Dr. Allison Johnson is a behavioral ecologist, whose work seeks to understand the interplay between ecology, life history, and sociality. She received her master’s degree and Ph.D. while working with Dr. Stephen Pruett-Jones from the University of Chicago in 2013 and 2016, respectively, and is currently a postdoctoral researcher working with Dr. Daizaburo Shizuka at the University of Nebraska-Lincoln. Growing up in Nebraska, Dr. Johnson spent springs watching sandhill cranes migrate through the Platte River Basin, an experience which sparked her early interest in ornithology. Her first field job, with Drs. Charles Brown and Mary Bomberger Brown, examined how ectoparasite and disease load relates to cliff swallow colony size. The gregarious nature of these small, agile birds solidified her love of ornithology and started her on the path to becoming a behavioral ecologist. Her graduate and continuing postdoctoral research focus on avian social complexity, and she is currently working with Australian bird communities to investigate how social interaction within and between species impacts survival, reproductive behavior, and foraging behavior, in addition to how communication and individual recognition are used to mediate such varied social interactions. Through her position at the University of Nebraska-Lincoln, she has been able to help mentor graduate students investigating patterns of individual association across species, and the role that patterns of association (both at an individual and species level) play in impacting likelihood of infection by malarial parasites. In addition to her longitudinal studies, Dr. Johnson is collaborating with Joseph Welklin to address how environment, resource limitation, and social benefits interact to generate ecogeographic variation in social behavior across cooperatively breeding fairywrens through both field studies and through the Fairywren Project, their citizen science project. 

Dr. Carrie Branch, Rose Postdoctoral Fellow, Cornell Lab of Ornithology

Project: “Connecting signaling, cognition, and female choice in wild bird”

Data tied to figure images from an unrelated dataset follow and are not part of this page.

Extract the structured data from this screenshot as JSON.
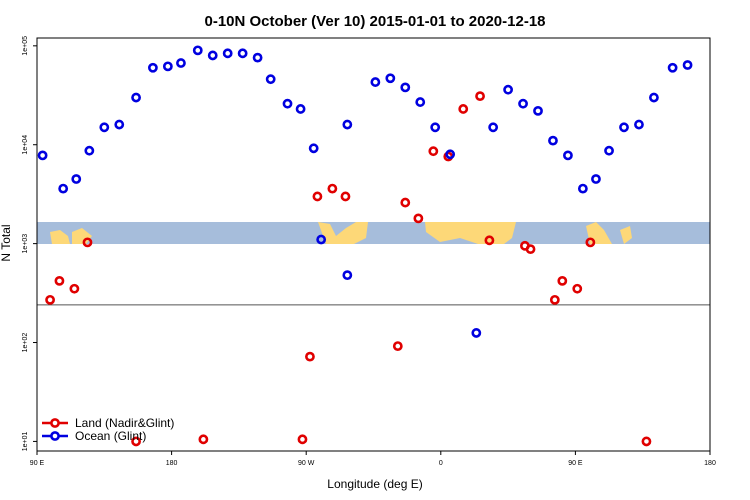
{
  "chart_data": {
    "type": "scatter",
    "title": "0-10N October (Ver 10)   2015-01-01 to 2020-12-18",
    "xlabel": "Longitude (deg E)",
    "ylabel": "N Total",
    "y_scale": "log",
    "xlim": [
      90,
      450
    ],
    "ylim": [
      8,
      120000
    ],
    "grid": false,
    "legend_position": "bottom-left",
    "x_tick_labels": [
      "90 E",
      "180",
      "90 W",
      "0",
      "90 E",
      "180"
    ],
    "y_tick_labels": [
      "1e+01",
      "1e+02",
      "1e+03",
      "1e+04",
      "1e+05"
    ],
    "reference_line_y": 240,
    "colors": {
      "land": "#e00000",
      "ocean": "#0000e0",
      "map_ocean": "#a6bddb",
      "map_land": "#fdd878"
    },
    "series": [
      {
        "name": "Land (Nadir&Glint)",
        "color": "#e00000",
        "points": [
          [
            97,
            270
          ],
          [
            102,
            420
          ],
          [
            110,
            350
          ],
          [
            117,
            1030
          ],
          [
            143,
            10
          ],
          [
            179,
            10.5
          ],
          [
            232,
            10.5
          ],
          [
            236,
            72
          ],
          [
            240,
            3000
          ],
          [
            248,
            3600
          ],
          [
            255,
            3000
          ],
          [
            283,
            92
          ],
          [
            287,
            2600
          ],
          [
            294,
            1800
          ],
          [
            302,
            8600
          ],
          [
            310,
            7600
          ],
          [
            318,
            23000
          ],
          [
            327,
            31000
          ],
          [
            332,
            1080
          ],
          [
            351,
            950
          ],
          [
            354,
            880
          ],
          [
            367,
            270
          ],
          [
            371,
            420
          ],
          [
            379,
            350
          ],
          [
            386,
            1030
          ],
          [
            416,
            10
          ]
        ]
      },
      {
        "name": "Ocean (Glint)",
        "color": "#0000e0",
        "points": [
          [
            93,
            7800
          ],
          [
            104,
            3600
          ],
          [
            111,
            4500
          ],
          [
            118,
            8700
          ],
          [
            126,
            15000
          ],
          [
            134,
            16000
          ],
          [
            143,
            30000
          ],
          [
            152,
            60000
          ],
          [
            160,
            62000
          ],
          [
            167,
            67000
          ],
          [
            176,
            90000
          ],
          [
            184,
            80000
          ],
          [
            192,
            84000
          ],
          [
            200,
            84000
          ],
          [
            208,
            76000
          ],
          [
            215,
            46000
          ],
          [
            224,
            26000
          ],
          [
            231,
            23000
          ],
          [
            238,
            9200
          ],
          [
            242,
            1100
          ],
          [
            256,
            16000
          ],
          [
            256,
            480
          ],
          [
            271,
            43000
          ],
          [
            279,
            47000
          ],
          [
            287,
            38000
          ],
          [
            295,
            27000
          ],
          [
            303,
            15000
          ],
          [
            311,
            8000
          ],
          [
            325,
            125
          ],
          [
            334,
            15000
          ],
          [
            342,
            36000
          ],
          [
            350,
            26000
          ],
          [
            358,
            22000
          ],
          [
            366,
            11000
          ],
          [
            374,
            7800
          ],
          [
            382,
            3600
          ],
          [
            389,
            4500
          ],
          [
            396,
            8700
          ],
          [
            404,
            15000
          ],
          [
            412,
            16000
          ],
          [
            420,
            30000
          ],
          [
            430,
            60000
          ],
          [
            438,
            64000
          ]
        ]
      }
    ]
  }
}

Dr. Carrie Branch is a behavioral ecologist interested in the evolution of signaling and cognition in birds. She received her B.A. in Psychology at the University of Tennessee in 2009, where she discovered her love for animal behavior and avian communication working with Parids under Dr. Todd Freeberg. She then went on to the University of North Carolina, Wilmington to complete a M.A. in Experimental Psychology (2012) investigating animal cognition in rats under Dr. Kate Bruce. Dr. Branch was able to combine her interests in communication and cognition to complete her PhD in Ecology, Evolution, and Conservation Biology in 2018 at the University of Nevada under the advisement of Dr. Vladimir Pravosudov.  Her doctoral work focused on the role females play in maintaining local adaptation between mountain chickadees (Poecile gambeli) inhabiting differentially harsh environments. Dr. Branch is currently a Rose Postdoctoral Fellow at the Cornell Lab of Ornithology investigating the association between male secondary sexual signals and their spatial cognitive abilities, with the goal of understanding who females choose as extra-pair mates, and whether these choices may result in females producing offspring with enhanced cognitive abilities — all in free-living birds. To date, Dr. Branch has authored and co-authored 31 articles in peer-reviewed journals including, Animal Behaviour, Behavioral Ecology, Current Biology, Ecology Letters, Royal Society Open Science, and Proceedings B. Dr. Branch is strongly committed to broader impacts, including mentoring undergraduates and participating in outreach with the community. In total, she has involved 15 undergraduates in her research across three universities. She participates in various outreach activities including leading nature walks with community members, participating in panel discussions, conducting bird banding demonstrations, and teaching lessons to K–12 students based on her research.